Whew, thanks for transitioning with me. I was in a meeting today in which the request was made of my building administrator to make a commandment from on high so that we, as department leaders, did not have to work an issue out with difficult colleagues-or challenge any of the status quo beliefs. It was the old," if the parent says we have to do it that way, blame them." I'm a fan of this technique at home. It gets my kids off the hook at such times as when a video chat goes too long and I hold up a note that says"tell them your MOM says you have to get off" and they are secretly relieved to have the out and someone to blame and not look like a nerd. At some point, we have to share the responsibility, right?

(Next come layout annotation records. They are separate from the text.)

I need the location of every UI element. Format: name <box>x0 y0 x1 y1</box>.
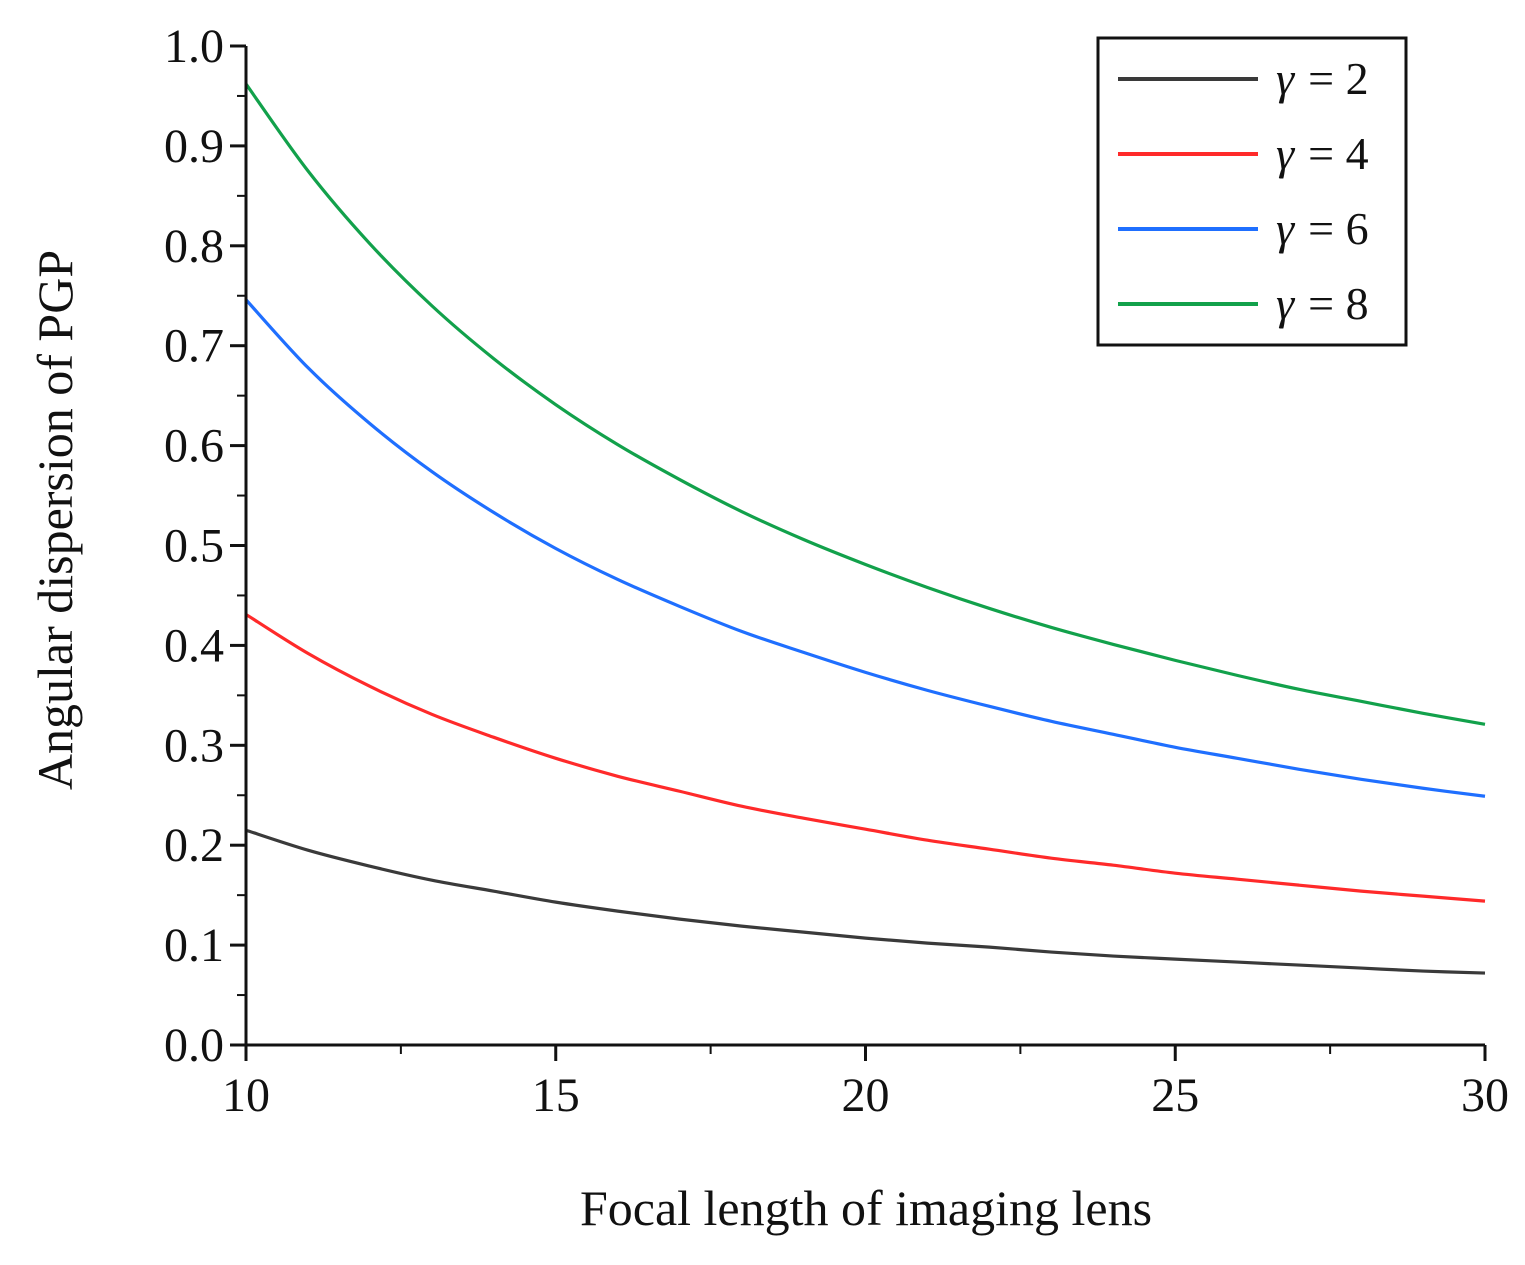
legend-label: γ = 2 <box>1276 53 1369 104</box>
legend-value: = 8 <box>1308 278 1368 329</box>
x-tick-label: 20 <box>842 1069 890 1122</box>
y-tick-label: 0.7 <box>164 320 224 373</box>
y-tick-label: 0.5 <box>164 520 224 573</box>
series-layer <box>244 83 1486 975</box>
y-tick-label: 0.8 <box>164 220 224 273</box>
legend-gamma-symbol: γ <box>1276 278 1296 329</box>
legend-label: γ = 4 <box>1276 128 1369 179</box>
x-tick-label: 15 <box>532 1069 580 1122</box>
tick-marks <box>230 44 1487 1061</box>
y-tick-label: 0.4 <box>164 619 224 672</box>
legend: γ = 2γ = 4γ = 6γ = 8 <box>1096 36 1408 347</box>
series-line-gamma-4 <box>245 613 1486 903</box>
legend-entry: γ = 8 <box>1118 278 1369 329</box>
series-line-gamma-8 <box>244 83 1486 726</box>
legend-value: = 2 <box>1308 53 1368 104</box>
y-tick-label: 0.2 <box>164 819 224 872</box>
x-tick-label: 10 <box>222 1069 270 1122</box>
legend-label: γ = 8 <box>1276 278 1369 329</box>
x-tick-label: 30 <box>1461 1069 1509 1122</box>
y-tick-label: 1.0 <box>164 20 224 73</box>
tick-labels: 0.0 0.1 0.2 0.3 0.4 0.5 0.6 0.7 0.8 0.9 1.0 10 15 20 2… <box>164 20 1509 1122</box>
legend-entry: γ = 6 <box>1118 203 1369 254</box>
legend-items: γ = 2γ = 4γ = 6γ = 8 <box>1118 53 1369 329</box>
x-tick-label: 25 <box>1151 1069 1199 1122</box>
y-tick-label: 0.0 <box>164 1019 224 1072</box>
legend-gamma-symbol: γ <box>1276 53 1296 104</box>
legend-gamma-symbol: γ <box>1276 203 1296 254</box>
y-tick-label: 0.1 <box>164 919 224 972</box>
legend-value: = 4 <box>1308 128 1368 179</box>
series-line-gamma-6 <box>244 298 1486 798</box>
x-axis-label: Focal length of imaging lens <box>580 1180 1152 1236</box>
legend-gamma-symbol: γ <box>1276 128 1296 179</box>
legend-label: γ = 6 <box>1276 203 1369 254</box>
legend-frame <box>1096 36 1408 347</box>
y-axis-label: Angular dispersion of PGP <box>27 250 83 790</box>
legend-entry: γ = 2 <box>1118 53 1369 104</box>
legend-entry: γ = 4 <box>1118 128 1369 179</box>
y-tick-label: 0.9 <box>164 120 224 173</box>
y-tick-label: 0.6 <box>164 420 224 473</box>
legend-value: = 6 <box>1308 203 1368 254</box>
y-tick-label: 0.3 <box>164 719 224 772</box>
series-line-gamma-2 <box>245 828 1486 975</box>
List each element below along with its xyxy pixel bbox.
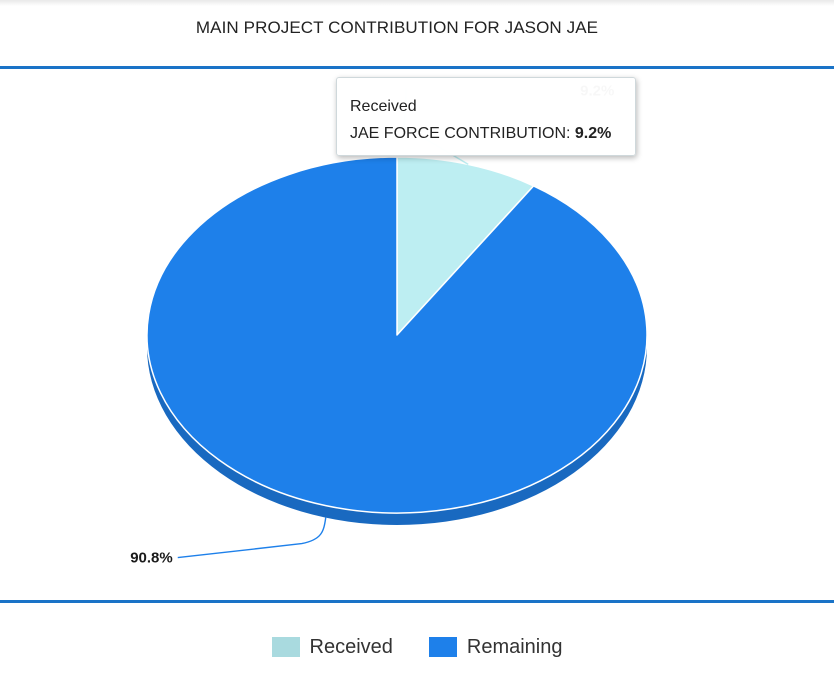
pie-chart: 9.2% 90.8% <box>130 82 648 567</box>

Anyway, the admin had the with-it-ness to say, (paraphrasing), Okay, I'll do that but you have to back me, too. You have to be willing to say that we talked about it and this is what we agreed to. Shoot. I thought "surge!" "get up", tempus est surgere et ludere, why do we have to ask someone to be the bad guy for something that is right in the first place?




If a colleague asks, "who ordered this", shouldn't I say, "Does it matter? It's just right."

No, it wasn't an assignment, and no one is making us do it. It's just good. So that's what I'm going to try out. Go, Meerkats!